Dalam rekonsiliasi bersama Kepala kejaksaan Tinggi, Moh. Iqbal jurnalis CNN saat ini jabat Ketua Asosiasi Media Siber Indonesia (AMSI) Sulteng mempertanyakan kesalahan atau wanprestasi mereka lakukan hingga terjadi aksi pengusiran.

“Apa salah kami, Proses masih berjalan, kami juga sedang bekerja, (tidak diam) sedang melakukan perbaikan dan tidak ada yang dirusak,” tanyanya.

Sementara Jurnalis TV One Abdullah K Mari sangat mengapresiasi permintaan maaf dari Bapak Kajati.

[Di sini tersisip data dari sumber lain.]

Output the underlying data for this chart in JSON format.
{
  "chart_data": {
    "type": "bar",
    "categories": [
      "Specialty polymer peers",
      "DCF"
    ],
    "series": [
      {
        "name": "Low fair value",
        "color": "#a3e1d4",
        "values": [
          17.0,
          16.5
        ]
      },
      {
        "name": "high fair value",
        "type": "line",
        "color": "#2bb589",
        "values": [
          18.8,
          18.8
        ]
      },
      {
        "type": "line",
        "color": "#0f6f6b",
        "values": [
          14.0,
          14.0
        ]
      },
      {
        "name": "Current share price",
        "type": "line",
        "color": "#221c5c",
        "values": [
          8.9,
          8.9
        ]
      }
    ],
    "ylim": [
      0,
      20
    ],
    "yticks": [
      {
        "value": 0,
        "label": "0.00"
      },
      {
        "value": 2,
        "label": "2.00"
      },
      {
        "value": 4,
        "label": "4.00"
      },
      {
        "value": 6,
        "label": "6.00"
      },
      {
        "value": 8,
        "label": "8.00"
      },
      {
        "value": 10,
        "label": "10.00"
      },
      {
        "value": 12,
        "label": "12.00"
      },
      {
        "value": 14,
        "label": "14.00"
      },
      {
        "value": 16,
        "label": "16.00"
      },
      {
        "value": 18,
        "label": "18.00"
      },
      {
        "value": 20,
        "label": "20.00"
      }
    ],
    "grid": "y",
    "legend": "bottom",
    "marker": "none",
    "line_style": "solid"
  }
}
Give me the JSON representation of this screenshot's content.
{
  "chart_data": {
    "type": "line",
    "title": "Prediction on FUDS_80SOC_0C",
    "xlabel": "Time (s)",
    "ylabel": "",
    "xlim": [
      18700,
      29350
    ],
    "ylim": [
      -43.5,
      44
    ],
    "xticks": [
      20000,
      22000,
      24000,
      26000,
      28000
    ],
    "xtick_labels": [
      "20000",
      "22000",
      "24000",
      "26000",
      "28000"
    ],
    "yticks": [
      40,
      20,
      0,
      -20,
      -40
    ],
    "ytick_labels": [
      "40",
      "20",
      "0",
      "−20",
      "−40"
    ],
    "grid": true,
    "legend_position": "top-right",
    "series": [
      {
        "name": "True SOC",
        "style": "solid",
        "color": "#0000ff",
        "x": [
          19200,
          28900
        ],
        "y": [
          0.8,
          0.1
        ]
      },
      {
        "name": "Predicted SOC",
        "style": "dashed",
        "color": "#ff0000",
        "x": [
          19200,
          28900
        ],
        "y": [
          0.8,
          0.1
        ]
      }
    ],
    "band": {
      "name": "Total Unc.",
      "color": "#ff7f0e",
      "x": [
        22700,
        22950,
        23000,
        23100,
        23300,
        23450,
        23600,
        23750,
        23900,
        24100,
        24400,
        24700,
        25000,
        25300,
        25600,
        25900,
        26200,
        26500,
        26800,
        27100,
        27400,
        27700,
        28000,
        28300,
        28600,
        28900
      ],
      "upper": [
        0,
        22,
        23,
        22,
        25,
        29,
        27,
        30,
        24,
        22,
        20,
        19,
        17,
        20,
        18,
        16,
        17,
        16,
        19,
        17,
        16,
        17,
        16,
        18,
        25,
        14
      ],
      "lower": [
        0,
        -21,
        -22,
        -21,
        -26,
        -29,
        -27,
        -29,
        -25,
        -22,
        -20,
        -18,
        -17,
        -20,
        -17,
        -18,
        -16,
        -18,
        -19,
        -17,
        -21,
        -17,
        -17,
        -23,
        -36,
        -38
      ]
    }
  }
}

Namun ia mengatakan, ada satu pemikiran harus diluruskan.

Namun dikatakannya, ada satu persepsi harus diluruskan, ada rekan sesama jurnalis kondisinya menyudutkan pihaknya dianggap sebagai Event Organizer (EO), tidak diusirlah dan bahkan dicap bayaran.

“Mereka datang menemui Kajati membuang banyak ego, sebab diluar sana status media sosial facebook pihaknya dituding setelah diusir, diajak ngopi dan selesai perkara, mau ditaruh dimana muka mereka,” tegasnya.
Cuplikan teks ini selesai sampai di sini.